Orta Doğu'da ilk devletler ortaya çıktığında, taş aletlerin profesyonel işlenmesinde uzmanlaşmış bir duvarcı mesleği ortaya çıktı. Yani Eski Mısır ve Orta Amerika topraklarında ilk duvarcılar uzun taş hançerleri bile oyabiliyorlardı.

Çok geçmeden mikrolitlerin yerini makrolitler aldı ve artık plaka teknolojisi unutuldu. Taş aletleri bir yere götürebilmek için yüzeyde taş birikintileri bulmak gerekiyordu, bu tür yerlerde ilkel taş ocakları ortaya çıktı.

Taş ocaklarının ortaya çıkmasının nedeni alet yapımına uygun taşın az miktarda olmasıydı. Yüksek kaliteli, keskin ve oldukça hafif aletler yapmak için obsidiyen, çakmaktaşı, jasper veya kuvars gerekiyordu.

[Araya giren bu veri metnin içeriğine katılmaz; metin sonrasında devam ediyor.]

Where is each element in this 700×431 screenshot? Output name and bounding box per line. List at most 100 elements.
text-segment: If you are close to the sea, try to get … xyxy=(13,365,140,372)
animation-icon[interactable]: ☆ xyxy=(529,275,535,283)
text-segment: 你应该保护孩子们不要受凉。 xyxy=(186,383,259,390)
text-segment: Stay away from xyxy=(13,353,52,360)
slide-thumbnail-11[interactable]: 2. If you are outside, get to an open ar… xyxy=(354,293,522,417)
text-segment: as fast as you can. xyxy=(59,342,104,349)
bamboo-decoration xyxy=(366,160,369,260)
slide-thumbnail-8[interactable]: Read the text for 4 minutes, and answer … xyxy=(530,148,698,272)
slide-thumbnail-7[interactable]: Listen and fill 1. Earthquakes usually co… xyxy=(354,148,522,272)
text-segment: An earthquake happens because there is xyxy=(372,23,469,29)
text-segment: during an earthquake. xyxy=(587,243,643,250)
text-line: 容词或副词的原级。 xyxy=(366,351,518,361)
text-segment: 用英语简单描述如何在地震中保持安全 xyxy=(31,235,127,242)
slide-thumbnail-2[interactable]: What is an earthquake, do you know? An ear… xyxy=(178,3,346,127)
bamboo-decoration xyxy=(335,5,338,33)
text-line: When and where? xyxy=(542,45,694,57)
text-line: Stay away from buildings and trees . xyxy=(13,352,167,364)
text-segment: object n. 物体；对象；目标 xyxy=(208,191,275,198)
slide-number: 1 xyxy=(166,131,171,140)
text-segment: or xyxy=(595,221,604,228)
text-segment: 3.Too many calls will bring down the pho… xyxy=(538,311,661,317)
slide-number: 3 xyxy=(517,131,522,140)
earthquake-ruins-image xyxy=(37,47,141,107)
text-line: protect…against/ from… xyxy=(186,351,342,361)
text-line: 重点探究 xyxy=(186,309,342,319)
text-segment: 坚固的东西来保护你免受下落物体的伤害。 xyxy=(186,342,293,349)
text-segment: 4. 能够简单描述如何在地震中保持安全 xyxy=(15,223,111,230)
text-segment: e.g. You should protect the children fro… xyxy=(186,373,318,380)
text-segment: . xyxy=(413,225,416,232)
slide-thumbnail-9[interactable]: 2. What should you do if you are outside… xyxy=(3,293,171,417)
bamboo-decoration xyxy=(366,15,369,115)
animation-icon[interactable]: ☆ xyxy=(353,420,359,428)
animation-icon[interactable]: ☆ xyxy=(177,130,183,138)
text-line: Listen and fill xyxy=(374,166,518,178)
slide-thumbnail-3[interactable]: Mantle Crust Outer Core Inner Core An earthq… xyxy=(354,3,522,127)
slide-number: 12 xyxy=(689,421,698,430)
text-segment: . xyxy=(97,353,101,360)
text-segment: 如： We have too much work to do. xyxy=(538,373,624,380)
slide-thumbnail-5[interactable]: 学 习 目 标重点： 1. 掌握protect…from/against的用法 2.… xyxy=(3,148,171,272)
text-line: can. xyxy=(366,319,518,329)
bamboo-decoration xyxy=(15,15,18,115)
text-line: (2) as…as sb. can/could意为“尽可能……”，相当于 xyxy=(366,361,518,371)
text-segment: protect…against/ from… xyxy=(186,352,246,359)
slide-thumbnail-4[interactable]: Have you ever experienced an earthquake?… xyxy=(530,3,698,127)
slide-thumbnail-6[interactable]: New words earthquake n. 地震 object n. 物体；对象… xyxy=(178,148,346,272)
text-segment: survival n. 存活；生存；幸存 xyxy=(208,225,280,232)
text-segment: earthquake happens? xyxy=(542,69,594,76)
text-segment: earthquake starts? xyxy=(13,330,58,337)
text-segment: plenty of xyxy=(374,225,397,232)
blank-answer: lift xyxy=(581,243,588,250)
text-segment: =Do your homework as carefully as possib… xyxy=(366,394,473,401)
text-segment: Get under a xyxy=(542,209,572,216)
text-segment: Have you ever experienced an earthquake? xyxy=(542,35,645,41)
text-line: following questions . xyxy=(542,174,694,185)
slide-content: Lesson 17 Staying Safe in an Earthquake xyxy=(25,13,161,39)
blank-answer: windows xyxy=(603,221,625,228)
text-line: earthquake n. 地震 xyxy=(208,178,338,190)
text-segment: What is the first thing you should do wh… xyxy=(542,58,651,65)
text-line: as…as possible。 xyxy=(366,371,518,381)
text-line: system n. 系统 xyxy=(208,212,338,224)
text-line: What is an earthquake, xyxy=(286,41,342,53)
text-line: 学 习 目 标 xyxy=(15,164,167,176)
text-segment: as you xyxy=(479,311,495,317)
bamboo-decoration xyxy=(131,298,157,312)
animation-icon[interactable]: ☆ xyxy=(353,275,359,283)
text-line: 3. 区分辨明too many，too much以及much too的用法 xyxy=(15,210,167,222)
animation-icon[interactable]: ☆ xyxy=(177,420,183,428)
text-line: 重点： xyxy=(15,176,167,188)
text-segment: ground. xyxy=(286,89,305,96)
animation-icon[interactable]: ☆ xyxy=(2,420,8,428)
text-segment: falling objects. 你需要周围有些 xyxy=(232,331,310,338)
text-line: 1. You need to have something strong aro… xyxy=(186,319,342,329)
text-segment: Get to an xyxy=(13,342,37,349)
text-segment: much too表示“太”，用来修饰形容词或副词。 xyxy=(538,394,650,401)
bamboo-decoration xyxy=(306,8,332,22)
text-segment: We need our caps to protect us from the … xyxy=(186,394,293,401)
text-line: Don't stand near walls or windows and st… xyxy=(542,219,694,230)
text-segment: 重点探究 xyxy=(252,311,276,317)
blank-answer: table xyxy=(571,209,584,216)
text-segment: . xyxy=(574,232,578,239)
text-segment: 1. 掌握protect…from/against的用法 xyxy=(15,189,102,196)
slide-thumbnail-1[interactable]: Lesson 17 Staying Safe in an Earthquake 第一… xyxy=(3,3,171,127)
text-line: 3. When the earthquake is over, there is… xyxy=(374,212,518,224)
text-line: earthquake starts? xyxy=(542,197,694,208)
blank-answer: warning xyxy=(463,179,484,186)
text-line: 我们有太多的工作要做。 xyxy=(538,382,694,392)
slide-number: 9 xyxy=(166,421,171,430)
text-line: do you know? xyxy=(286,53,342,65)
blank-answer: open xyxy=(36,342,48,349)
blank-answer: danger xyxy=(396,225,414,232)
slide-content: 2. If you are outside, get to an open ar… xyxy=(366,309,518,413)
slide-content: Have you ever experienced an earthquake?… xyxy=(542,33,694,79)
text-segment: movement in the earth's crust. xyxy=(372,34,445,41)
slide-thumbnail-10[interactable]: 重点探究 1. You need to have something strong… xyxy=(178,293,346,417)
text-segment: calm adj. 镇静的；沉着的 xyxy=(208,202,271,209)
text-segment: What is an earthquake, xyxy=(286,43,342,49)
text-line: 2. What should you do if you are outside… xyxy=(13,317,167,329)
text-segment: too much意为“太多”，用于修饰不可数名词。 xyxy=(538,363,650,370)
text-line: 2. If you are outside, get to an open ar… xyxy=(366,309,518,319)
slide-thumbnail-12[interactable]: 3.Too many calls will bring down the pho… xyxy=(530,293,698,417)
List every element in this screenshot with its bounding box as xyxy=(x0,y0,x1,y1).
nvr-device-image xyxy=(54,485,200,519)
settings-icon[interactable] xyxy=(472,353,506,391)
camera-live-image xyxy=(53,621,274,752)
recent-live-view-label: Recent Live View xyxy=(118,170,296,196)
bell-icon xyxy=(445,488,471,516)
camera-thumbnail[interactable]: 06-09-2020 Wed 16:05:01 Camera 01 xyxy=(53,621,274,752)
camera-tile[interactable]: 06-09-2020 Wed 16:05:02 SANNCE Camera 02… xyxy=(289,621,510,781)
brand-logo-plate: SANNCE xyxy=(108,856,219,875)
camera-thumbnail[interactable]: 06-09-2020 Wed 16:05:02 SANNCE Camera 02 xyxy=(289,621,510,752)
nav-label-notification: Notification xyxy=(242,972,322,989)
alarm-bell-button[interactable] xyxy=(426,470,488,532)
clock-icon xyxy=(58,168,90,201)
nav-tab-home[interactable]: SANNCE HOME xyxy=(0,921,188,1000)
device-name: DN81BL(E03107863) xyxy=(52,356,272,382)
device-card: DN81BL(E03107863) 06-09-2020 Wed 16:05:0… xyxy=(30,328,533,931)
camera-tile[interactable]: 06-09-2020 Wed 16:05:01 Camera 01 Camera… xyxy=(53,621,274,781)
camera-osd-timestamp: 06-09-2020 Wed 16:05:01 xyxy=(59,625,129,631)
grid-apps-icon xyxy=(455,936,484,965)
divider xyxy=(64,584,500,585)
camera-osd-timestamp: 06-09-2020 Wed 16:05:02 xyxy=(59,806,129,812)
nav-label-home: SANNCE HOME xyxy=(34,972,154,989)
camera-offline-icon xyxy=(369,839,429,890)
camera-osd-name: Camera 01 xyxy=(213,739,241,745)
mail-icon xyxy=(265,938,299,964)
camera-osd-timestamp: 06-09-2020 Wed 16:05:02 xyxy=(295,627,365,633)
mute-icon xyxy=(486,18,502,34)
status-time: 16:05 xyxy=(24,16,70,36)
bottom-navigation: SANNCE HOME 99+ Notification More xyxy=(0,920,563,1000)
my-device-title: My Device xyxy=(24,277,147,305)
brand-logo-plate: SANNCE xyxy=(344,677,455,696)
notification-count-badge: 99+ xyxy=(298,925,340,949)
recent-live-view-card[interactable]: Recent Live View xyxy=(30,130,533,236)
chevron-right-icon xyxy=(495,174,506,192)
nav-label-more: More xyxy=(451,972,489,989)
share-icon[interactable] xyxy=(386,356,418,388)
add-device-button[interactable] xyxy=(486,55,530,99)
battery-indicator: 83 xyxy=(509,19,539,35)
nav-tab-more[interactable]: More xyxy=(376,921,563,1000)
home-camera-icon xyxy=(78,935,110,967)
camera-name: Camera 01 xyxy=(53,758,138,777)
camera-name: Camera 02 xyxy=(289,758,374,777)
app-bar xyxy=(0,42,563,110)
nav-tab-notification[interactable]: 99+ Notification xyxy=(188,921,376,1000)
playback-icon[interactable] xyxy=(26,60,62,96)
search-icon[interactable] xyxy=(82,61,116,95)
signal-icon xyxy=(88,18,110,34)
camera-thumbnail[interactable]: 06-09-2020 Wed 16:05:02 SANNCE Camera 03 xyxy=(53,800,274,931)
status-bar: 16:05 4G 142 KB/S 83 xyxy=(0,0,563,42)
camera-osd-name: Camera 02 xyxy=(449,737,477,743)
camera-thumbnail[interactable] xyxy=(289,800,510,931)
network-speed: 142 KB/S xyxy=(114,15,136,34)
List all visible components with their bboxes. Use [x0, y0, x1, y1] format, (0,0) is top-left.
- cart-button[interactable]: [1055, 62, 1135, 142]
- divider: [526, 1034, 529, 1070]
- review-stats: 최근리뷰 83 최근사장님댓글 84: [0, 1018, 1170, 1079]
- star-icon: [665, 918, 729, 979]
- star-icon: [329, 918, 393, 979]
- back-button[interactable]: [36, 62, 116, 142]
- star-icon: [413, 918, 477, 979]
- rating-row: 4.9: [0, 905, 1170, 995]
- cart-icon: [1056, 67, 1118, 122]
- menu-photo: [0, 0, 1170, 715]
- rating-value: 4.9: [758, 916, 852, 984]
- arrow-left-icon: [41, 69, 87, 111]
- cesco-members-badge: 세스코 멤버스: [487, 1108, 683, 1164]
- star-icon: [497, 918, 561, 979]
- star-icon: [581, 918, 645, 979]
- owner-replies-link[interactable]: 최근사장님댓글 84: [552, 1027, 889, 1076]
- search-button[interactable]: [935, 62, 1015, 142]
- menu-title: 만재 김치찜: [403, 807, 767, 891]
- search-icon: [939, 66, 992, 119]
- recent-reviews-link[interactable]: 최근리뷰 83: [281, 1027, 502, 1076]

Nüfus yoğunluğu arttığında ilk devletler oluşmaya başladı, taşa göç zaten zordu, sonra ilkel ticaret ortaya çıktı, taş yataklarının olduğu yerlerde yerel kabileler bu taşın yeterli olmadığı yerlere götürdü. Kabileler arasındaki ticaretin ilk maddesi haline gelen taştı.

Obsidiyen aletler keskin ve sert oldukları için özellikle değerliydi. Obsidyen volkanik bir camdır. Obsidiyenin ana dezavantajı nadir olmasıydı. En çok kullanılan malzemeler kuvars ve çeşitleri ile jasperdi. Yeşim ve kayrak gibi mineraller de kullanıldı.

Birçok Aborijin kabilesi hâlâ taş aletler kullanıyor. Ulaşamadığı yerlerde alet olarak yumuşakçaların kabukları ve kemikleri kullanılıyordu; en kötü durumlarda insanlar sadece tahta aletler kullanıyordu.